For cubes, the nicety is having a “room of one’s own,” or a place to just consider a home away from home. One can add plants to later starve and kill. A person can place photos everywhere that no one has to look at every day, except when popping by to borrow a stapler.

The problem is yes, more distractions. Before the internet, I imagine it wasn’t so bad. I mean, who really pulled a copy of “Jane Eyre” and read three chapters a day?

Open office environments are not new or revolutionary. Most have at least seen a photo of the steno pool or sixty desks all crammed together with typewriters on each one. The cubicle wasn’t even around until the late 1960s. Before that, you were either in an office, or out on the floor. And “working from home”? That was called “gone fishing.”

Given all that, what’s best for a company? I suppose it depends on the job one does, and how much oversight or shared vision is needed. Ideally, a job is judged by work produced and efficiency, not quantitative hours on a clock. I find a cube is nice for focus and serenity. One doesn’t get the same feeling on a wide open desk.

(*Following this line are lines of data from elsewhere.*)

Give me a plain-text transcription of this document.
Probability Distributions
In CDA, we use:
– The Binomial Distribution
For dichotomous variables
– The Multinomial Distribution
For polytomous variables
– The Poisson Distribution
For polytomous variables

The biggest bonus of a cube may still be that feeling of personal space--again, that place to call one’s own domain. The more customized it can be, the more comfortable a person may feel walking into it every morning, and the more vested a person may be in the company. Granted, if the job isn’t right, one will likely move onward even if he has a full closed-door office, but if it’s a close call, a person may opt to leave simply because her personal space is no more than one meter of a table for setting down a laptop--complete with a shared stapler!*

*Yes, in the digital age, staplers no longer have the same sacred meaning and possessiveness.

I don’t foresee much changing in the near future. Cubes will be used where affordable, and open offices where square footage is at a premium. And no, a table with a partition does not count as a cube. Even a “half cube” is not a cubicle. It’s a facade.

Who knows. Maybe in the future, work will be inside a virtual world with a headset on, where the cube then becomes whatever the user desires. Although at that point, management may wonder if the worker is diligently typing away, or sitting at the 50-yard-line watching the Patriots and Giants duke it out.

Results-based work. It’s the only way.